Based on Tracey Lett’s Tony Award-winning play, the film (also penned by Letts) centers on the broken Weston family. The cancer-stricken Violet (Meryl Streep) is heavily addicted to painkillers and unable to care for herself. When her husband Beverly (Sam Shepard) doesn’t return home one evening, she contacts her three daughters, whose arrival brings an array of issues to the surface.

There’s the dutiful Ivy (a fantastically understated Julianne Nicholson), the bitter and emotionally exhausted Barbara (Julia Roberts), who brings her estranged husband (Ewan McGregor) and angsty teen daughter (Abigail Breslin), and the delusional Karen (the comedically adept Juliette Lewis), who arrives with her narcissistic squeeze, Steve (Dermot Mulroney). It doesn’t take long before tensions become heightened, fights ensue and damaging comments are made.

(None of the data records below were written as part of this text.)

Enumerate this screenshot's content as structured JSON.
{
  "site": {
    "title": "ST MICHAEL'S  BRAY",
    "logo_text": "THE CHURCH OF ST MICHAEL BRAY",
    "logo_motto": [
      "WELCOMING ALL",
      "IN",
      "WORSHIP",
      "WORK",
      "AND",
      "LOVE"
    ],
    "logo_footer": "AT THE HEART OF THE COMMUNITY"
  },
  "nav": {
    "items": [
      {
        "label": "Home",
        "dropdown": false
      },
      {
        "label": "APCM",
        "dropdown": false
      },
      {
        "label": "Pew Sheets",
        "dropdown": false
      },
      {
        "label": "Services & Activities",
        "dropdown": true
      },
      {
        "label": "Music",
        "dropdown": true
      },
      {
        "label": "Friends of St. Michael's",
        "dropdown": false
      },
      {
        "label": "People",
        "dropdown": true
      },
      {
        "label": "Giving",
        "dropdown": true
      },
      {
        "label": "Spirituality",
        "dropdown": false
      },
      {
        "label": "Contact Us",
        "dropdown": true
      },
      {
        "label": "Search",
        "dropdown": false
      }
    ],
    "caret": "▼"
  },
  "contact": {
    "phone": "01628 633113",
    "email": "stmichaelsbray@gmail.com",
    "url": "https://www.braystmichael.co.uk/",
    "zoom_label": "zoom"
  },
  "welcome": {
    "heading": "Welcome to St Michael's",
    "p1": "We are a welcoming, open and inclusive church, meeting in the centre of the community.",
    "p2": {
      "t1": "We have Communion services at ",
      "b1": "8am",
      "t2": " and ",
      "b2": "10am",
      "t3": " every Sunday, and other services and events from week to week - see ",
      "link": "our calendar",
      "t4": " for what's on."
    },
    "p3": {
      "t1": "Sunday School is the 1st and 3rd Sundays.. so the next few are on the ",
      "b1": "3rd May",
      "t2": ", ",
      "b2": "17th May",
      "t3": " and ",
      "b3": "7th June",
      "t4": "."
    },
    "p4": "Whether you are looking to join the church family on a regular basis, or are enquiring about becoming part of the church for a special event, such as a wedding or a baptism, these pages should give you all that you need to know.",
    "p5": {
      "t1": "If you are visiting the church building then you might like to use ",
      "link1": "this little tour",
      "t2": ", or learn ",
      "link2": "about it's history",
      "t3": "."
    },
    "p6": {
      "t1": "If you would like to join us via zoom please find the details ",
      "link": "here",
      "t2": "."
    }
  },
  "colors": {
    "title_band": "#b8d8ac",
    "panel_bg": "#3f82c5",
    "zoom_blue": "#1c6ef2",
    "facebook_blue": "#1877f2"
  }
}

Of course Streep masterfully captures Violet’s drug dependency and anguish but it’s difficult not to view her as the great Meryl Streep giving a performance. Roberts’ public persona, on the other hand, is a bit easier to ignore. The role requires her to be angry and joyless, characteristics she seldom exhibits on screen. That said, there are many questions to ponder about Barbara and few of them are answered by the film’s conclusion, making the character feel less developed.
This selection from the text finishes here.